The annual World Space Week is the largest international celebration of space science and technology and their contributions to the betterment of the human condition. Find out more about it at http://www.worldspaceweek.org. "Remote Sensing: Enabling Our Future" is the theme of this year’s event and the museum is hosting three public talks by local experts.

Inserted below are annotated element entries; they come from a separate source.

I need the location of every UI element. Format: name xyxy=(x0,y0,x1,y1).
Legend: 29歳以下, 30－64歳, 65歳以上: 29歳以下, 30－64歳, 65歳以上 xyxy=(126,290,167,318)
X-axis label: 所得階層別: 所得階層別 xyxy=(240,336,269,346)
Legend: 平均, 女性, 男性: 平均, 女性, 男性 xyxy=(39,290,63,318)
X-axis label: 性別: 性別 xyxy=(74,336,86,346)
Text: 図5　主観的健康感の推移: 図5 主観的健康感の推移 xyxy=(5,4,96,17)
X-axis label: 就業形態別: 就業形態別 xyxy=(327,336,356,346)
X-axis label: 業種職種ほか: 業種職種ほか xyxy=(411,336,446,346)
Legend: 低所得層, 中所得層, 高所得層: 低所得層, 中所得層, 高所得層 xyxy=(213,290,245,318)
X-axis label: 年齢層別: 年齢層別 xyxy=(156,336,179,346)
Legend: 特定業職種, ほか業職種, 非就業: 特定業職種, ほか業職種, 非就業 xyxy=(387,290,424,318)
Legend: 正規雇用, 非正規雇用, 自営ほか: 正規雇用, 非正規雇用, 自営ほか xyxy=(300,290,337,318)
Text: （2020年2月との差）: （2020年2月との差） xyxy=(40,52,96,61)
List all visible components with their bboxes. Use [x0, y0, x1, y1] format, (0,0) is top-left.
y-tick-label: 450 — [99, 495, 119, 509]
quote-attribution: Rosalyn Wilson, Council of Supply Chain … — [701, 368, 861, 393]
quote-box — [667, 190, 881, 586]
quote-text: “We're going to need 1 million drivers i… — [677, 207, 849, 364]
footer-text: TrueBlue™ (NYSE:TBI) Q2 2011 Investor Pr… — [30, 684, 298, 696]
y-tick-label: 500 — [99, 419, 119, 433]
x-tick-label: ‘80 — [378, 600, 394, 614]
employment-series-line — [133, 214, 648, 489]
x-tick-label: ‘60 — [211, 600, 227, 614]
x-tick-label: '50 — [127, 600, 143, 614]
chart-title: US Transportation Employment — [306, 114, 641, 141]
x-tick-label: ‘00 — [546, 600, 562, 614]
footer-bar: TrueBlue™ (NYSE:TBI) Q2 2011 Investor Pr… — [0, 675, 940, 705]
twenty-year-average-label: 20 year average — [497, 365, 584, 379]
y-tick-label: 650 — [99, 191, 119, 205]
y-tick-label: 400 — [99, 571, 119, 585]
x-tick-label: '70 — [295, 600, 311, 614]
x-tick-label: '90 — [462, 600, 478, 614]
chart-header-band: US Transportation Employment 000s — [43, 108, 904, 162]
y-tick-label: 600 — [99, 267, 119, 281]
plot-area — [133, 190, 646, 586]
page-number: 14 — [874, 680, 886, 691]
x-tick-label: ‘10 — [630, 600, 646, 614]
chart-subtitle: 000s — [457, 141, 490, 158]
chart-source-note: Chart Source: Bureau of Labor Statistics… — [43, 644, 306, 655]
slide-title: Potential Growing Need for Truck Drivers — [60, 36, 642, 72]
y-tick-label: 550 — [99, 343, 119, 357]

Thursday, October 6 | 2 p.m.
40 Years on Mars: Celebrating The Viking Mission
Larry Crumpler, Ph.D. and Jayne Aubele, NMMNHS
The Viking Mission to Mars was the first time any spacecraft, from any nation, landed on Mars and used new techniques of remote sensing on another planet. This was a complex mission with two orbiters and two landers arriving at Mars in July and September, 1976. Crumpler and Aubele were graduate students in the geology department at UNM at the time. Their contributions as Viking Interns helped to make the mission a success, and they have been working “on Mars” ever since. Listen to the details about a successful mission that took place at the very beginning of our exploration of Mars. Amazingly, many of the techniques, tools, and data from Viking are still used today in our ongoing studies of Mars.Larry Crumpler and Jayne Aubele are husband-and-wife geologists who have studied and mapped volcanoes on three different planets: on the ground on Earth, and remotely on Mars and Venus. They met as graduate students at UNM, published their first joint professional paper based on research during the Viking mission, and then spent nearly 20 years studying and working elsewhere while they tried to get back to what they say are the “best volcanoes on Earth,” right here in New Mexico. Larry is a Research Curator at the Museum and Jayne is the Museum Adult Programs Educator.